Study: Dutch cancer screening model more cost-effective than U.S.
Researchers with the National Cancer Institute (NCI) in Bethesda, Md., and the Erasmus MC University Medical Center in Rotterdam, The Netherlands, chose to focus on cervical cancer screening, which accounts for a small fraction of overall healthcare spending, because it represents broader preventive health services.
“Preventive medicine is seen as being cost-effective compared to the costs sustained through illness,” Martin L. Brown, PhD, a study author from the NCI, said in a statement. “However, practical cost saving depends on how the preventive services are implemented.”
The authors used national cancer incidence and mortality data from both the U.S. and The Netherlands to estimate the number of Pap smears and cervical cancer mortality rates. Over a period of three decades, three to four times more Pap smears per woman were conducted in the U.S. than in The Netherlands, while both countries’ mortality trends were similar.
The two countries had comparable five-year screening coverage rates of 80 to 90 percent for women aged 30 to 64. The big difference between the two nations came in coverage rates for women outside this age group. In The Netherlands, screening is limited to women aged 30 to 60, so screening rates for younger and older women were much higher in the U.S.
In The Netherlands, the Ministry of Health, after being advised by the Health Council of The Netherlands, has final responsibility for population-based screening programs, according to the study authors. As a result of cost-effectiveness studies, The Netherlands limited its cervical cancer screening program and the Ministry of Health decided to no longer reimburse preventive smears performed outside the regular screening schedule. The result was a 75 percent drop in the number of smears for women younger than 30, according to Brown et al.
This contrasts with the U.S., where action to reduce the number of unnecessary screens has been slower. While The Netherlands has regional plans that exert more direct control over practice, the authors noted that practice in the U.S. is determined more by the individual preferences of physicians who are influenced by society guidelines.
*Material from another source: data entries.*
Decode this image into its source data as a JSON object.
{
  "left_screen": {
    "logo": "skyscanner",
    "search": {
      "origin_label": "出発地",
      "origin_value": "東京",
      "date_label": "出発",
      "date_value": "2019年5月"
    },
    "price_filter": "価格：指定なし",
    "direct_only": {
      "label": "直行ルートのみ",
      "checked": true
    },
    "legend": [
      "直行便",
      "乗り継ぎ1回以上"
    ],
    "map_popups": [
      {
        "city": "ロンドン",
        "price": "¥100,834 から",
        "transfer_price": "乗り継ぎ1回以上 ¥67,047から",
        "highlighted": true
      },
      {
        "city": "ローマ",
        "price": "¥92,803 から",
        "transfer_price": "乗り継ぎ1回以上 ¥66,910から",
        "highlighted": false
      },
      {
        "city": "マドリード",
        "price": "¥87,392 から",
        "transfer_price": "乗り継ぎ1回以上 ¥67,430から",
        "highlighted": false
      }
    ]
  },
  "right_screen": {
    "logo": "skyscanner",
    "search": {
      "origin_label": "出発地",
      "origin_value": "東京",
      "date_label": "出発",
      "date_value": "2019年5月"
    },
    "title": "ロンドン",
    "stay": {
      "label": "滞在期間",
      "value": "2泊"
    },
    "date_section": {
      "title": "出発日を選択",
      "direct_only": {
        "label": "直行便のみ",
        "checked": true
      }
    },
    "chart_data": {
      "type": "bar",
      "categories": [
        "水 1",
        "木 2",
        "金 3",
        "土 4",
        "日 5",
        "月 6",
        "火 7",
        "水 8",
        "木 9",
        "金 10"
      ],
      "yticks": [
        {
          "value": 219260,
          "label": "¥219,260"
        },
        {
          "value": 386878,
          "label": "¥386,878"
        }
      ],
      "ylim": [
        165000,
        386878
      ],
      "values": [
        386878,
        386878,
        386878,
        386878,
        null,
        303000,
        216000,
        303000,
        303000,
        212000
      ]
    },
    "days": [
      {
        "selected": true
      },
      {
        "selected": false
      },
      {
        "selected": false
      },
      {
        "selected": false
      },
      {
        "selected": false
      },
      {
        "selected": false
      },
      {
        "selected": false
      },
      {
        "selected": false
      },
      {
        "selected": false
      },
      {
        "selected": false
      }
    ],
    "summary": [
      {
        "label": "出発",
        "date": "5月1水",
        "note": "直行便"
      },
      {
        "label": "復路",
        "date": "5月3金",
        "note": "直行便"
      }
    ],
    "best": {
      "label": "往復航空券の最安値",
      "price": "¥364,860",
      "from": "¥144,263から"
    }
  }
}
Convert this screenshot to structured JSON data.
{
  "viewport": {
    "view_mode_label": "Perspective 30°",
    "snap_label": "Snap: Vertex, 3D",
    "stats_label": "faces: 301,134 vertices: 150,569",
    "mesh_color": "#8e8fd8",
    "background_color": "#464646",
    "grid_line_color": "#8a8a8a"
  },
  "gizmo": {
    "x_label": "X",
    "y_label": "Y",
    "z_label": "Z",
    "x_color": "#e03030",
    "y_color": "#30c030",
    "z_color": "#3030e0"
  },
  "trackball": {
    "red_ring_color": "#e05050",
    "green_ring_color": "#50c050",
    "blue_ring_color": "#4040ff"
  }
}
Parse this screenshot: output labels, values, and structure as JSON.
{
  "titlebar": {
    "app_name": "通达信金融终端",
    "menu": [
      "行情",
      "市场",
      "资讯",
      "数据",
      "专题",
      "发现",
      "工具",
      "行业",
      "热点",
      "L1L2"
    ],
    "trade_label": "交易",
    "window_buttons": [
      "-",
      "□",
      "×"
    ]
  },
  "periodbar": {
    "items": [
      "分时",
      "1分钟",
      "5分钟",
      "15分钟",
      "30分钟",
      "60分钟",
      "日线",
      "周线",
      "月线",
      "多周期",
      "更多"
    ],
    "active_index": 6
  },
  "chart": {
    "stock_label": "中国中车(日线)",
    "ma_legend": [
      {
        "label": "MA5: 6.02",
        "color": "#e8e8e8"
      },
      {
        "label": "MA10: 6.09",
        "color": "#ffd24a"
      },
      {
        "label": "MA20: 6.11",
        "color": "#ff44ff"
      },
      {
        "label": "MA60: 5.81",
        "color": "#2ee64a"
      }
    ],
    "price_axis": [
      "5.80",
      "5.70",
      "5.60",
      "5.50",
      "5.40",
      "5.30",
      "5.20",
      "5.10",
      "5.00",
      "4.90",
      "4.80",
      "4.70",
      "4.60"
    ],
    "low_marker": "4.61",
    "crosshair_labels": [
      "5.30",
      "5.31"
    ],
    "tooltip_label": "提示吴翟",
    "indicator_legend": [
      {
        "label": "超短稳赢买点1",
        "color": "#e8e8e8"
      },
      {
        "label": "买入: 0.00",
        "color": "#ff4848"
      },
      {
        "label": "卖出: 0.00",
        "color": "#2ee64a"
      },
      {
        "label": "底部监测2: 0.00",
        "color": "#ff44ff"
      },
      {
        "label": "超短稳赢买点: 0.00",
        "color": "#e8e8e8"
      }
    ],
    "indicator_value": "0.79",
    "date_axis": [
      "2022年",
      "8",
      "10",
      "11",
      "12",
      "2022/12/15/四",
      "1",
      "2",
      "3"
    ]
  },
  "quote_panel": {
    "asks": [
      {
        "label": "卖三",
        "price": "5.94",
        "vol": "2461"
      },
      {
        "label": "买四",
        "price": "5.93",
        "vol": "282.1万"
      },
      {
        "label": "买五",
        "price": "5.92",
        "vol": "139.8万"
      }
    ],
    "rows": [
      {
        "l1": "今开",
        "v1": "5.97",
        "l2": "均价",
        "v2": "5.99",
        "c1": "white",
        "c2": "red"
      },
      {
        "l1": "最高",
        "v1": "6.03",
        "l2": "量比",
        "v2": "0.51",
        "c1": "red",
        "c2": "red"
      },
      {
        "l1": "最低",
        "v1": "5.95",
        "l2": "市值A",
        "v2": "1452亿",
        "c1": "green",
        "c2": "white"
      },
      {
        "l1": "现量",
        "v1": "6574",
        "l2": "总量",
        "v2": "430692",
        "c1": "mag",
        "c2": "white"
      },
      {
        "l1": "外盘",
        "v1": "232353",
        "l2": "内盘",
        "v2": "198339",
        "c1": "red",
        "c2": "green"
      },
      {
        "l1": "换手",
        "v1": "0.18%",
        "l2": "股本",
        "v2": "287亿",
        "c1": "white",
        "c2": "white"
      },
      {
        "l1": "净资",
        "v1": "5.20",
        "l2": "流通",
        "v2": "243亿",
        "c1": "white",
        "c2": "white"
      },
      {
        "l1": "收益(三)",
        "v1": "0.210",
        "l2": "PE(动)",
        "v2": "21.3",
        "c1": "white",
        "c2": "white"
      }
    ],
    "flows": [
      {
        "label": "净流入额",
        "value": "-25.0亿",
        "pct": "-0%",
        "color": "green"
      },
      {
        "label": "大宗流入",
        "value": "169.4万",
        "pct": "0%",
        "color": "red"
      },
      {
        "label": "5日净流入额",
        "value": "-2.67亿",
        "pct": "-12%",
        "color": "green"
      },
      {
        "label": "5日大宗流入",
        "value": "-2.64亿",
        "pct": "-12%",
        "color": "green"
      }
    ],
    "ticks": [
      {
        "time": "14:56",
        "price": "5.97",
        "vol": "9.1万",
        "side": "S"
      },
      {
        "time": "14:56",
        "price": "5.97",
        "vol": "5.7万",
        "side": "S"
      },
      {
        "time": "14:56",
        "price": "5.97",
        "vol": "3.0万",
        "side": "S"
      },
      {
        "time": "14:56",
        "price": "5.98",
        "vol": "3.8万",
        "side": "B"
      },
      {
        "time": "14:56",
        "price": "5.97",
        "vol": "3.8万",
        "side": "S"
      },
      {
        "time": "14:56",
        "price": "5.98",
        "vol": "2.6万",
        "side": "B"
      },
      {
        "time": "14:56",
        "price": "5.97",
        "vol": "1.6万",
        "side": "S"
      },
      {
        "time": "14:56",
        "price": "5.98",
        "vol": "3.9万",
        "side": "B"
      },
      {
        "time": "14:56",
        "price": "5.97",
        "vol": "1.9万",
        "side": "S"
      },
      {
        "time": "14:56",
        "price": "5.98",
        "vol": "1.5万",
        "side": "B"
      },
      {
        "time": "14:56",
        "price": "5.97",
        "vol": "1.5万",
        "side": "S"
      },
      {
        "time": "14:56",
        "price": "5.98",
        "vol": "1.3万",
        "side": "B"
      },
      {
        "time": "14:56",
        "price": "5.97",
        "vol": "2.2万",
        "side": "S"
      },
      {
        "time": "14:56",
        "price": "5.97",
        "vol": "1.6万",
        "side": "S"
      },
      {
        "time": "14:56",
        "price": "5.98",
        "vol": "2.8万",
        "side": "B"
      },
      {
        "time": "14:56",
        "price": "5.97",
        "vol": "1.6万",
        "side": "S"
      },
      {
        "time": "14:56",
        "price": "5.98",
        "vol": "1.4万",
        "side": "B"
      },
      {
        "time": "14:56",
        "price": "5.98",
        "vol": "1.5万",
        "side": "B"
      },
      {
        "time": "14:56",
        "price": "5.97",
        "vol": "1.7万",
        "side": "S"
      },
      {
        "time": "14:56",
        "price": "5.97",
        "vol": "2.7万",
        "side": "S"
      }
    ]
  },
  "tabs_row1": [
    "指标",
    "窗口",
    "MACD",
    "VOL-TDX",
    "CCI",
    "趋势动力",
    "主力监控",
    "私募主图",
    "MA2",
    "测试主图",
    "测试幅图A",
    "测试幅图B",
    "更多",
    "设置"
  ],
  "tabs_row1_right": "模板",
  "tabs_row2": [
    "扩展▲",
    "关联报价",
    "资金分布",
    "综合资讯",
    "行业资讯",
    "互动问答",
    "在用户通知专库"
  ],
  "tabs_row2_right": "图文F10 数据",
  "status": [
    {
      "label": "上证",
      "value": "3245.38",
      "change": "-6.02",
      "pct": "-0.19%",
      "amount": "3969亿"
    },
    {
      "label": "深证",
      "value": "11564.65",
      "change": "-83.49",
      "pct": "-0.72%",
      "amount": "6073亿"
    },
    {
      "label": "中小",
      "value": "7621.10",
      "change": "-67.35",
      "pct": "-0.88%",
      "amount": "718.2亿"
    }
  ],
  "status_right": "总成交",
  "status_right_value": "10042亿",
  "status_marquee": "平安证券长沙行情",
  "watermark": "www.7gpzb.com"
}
For both the U.S. and The Netherlands, the “initial choice” of policy had a strong, inertia-like effect on subsequent policy decisions, but the public health approach of The Netherlands made evolution towards an efficient policy more likely, according to the authors.
“While the comparison of the two countries’ screening intensity and cervical cancer mortality trends does not, by itself, provide causal evidence, the data are nevertheless consistent with the historical evidence that the decentralized and nonintegrated approach to cervical cancer screening in the United States produces substantial clinical waste compared with the centralized, integrated, and organized system of The Netherlands,” wrote the authors.
Brown et al also suggested that cross-national studies of healthcare interventions can offer perspectives not provided by single country studies. “The newly established U.S. Patient Centered Outcome Research Institute therefore should consider cross-country studies eligible for sponsoring and funding.”